Get In Touch

CASI Angkatan VII: Di Setiap Luka-Duka Terdapat Harapan yang Terus Tumbuh dan Mengalir

Pandemi Covid-19 tidak menghalangi semangatku dan sejumlah kawan lain untuk mengikuti Pelatihan Critical Agrarian Studies of Indonesia (CASI) 2021 yang diselenggarakan Agrarian Resources Center (ARC). Kegiatan yang berlangsung di Perpustakaan ARC, Jl. Ski Air No. 20, Arcamanik, Bandung, ini mampu menarik perhatian kalangan, khususnya kaum muda, yang memiliki minat dan fokus terhadap dinamika masalah agraria di Indonesia. 

Latar belakang peserta CASI 2021 cukup beragam. Mulai dari pegiat sosial, akademisi, dan mahasiswa dari berbagai kampus di Indonesia. Meskipun seluruh peserta tidak dapat mengikuti kegiatan secara luring (offline), para peserta tetap mengikuti kegiatan dengan maksimal, cukup interaktif, dan dialektis.

CASI 2021 dilaksanakan selama satu minggu (15-21 Maret 2021) dengan tujuan khusus memberi pemahaman kritis kepada mahasiswa dan scholar activist terkait persoalan agraria di Indonesia serta tawaran perspektif alternatif tentang studi agraria kritis di Indonesia.
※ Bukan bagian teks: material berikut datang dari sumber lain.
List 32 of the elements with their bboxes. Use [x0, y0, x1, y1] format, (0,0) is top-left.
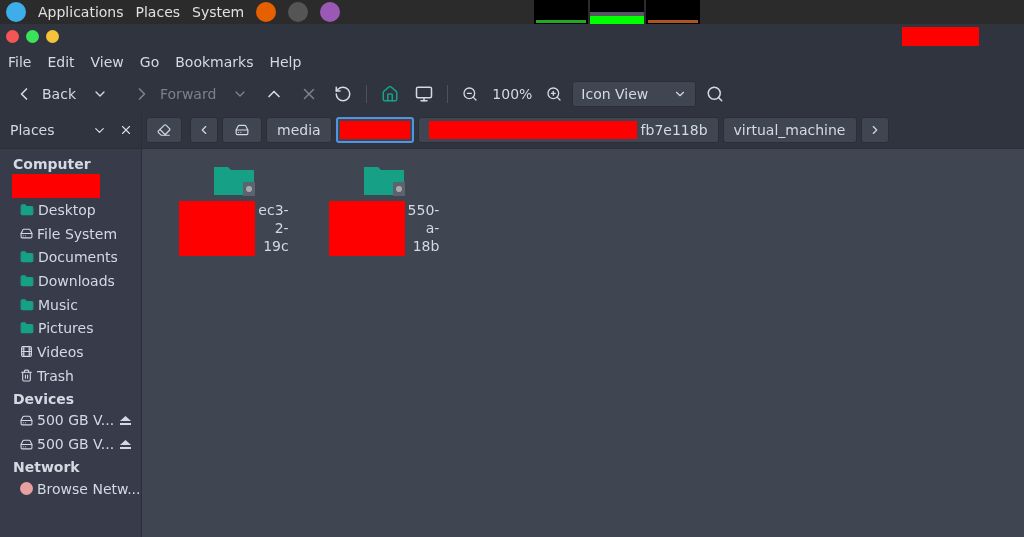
folder-name: ec3- 2- 19c	[258, 201, 289, 255]
sidebar-item[interactable]: 500 GB V...	[37, 436, 115, 453]
sidebar-item[interactable]: Pictures	[38, 320, 94, 337]
menu-item[interactable]: Bookmarks	[167, 54, 262, 70]
back-button[interactable]: Back	[8, 80, 82, 108]
section-heading: Devices	[12, 389, 76, 409]
view-dropdown[interactable]: Icon View	[572, 81, 697, 107]
menu-item[interactable]: Go	[131, 54, 168, 70]
menu-item[interactable]: View	[82, 54, 132, 70]
path-crumb[interactable]: media	[266, 117, 332, 143]
path-crumb[interactable]: virtual_machine	[722, 117, 857, 143]
zoom-level: 100%	[491, 86, 534, 102]
sidebar-item[interactable]: Music	[38, 296, 78, 313]
sidebar-title: Places	[10, 122, 56, 138]
menu-item[interactable]: Help	[261, 54, 310, 70]
sidebar-item[interactable]: Downloads	[38, 272, 115, 289]
folder-name: 550- a- 18b	[407, 201, 440, 255]
sidebar-item[interactable]: Trash	[37, 367, 74, 384]
section-heading: Network	[12, 457, 81, 477]
sidebar-item[interactable]: Desktop	[38, 201, 96, 218]
section-heading: Computer	[12, 155, 92, 174]
panel-menu[interactable]: System	[192, 4, 245, 20]
menu-item[interactable]: Edit	[39, 54, 83, 70]
sidebar-item[interactable]: File System	[37, 225, 118, 242]
path-crumb[interactable]: fb7e118b	[640, 122, 708, 138]
panel-menu[interactable]: Places	[135, 4, 181, 20]
menu-item[interactable]: File	[0, 54, 40, 70]
sidebar-item[interactable]: 500 GB V...	[37, 412, 115, 429]
sidebar-item[interactable]: Browse Netw...	[37, 480, 141, 497]
panel-menu[interactable]: Applications	[38, 4, 124, 20]
sidebar-item[interactable]: Videos	[37, 343, 84, 360]
sidebar-item[interactable]: Documents	[38, 249, 118, 266]
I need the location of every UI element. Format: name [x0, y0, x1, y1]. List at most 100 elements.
Konsep kegiatannya didesain untuk membantu dan mendorong peserta lebih kritis dalam melihat masalah-masalah agraria dan jalan keluar yang kerap dipertontonkan penguasa.

Pada hari pertama, CASI 2021 dibuka dengan perkenalan seluruh peserta (baik peserta luring maupun peserta daring) dan para panitia. Kemudian dilanjutkan dengan materi pembuka bertopik “Agraria dan Kajian Agraria Kritis” yang dipaparkan Muhammad Syafiq Gumilang, peneliti sekaligus Koordinator ARC.

Hari pertama CASI 2021 ditutup dengan diskusi “Keteguhan Sikap dan Pandangan GWR tentang Keharusan Reforma Agraria di Indonesia”. Sejumlah scholar-activist seperti Dianto Bachriadi, PhD., Prof. Benjamin White, Prof. Endriatmo Soetarto, dan Siti Rakhma, menjadi pembicara dalam acara yang bertujuan mengenang 100 hari kepergian Gunawan Wiradi tersebut.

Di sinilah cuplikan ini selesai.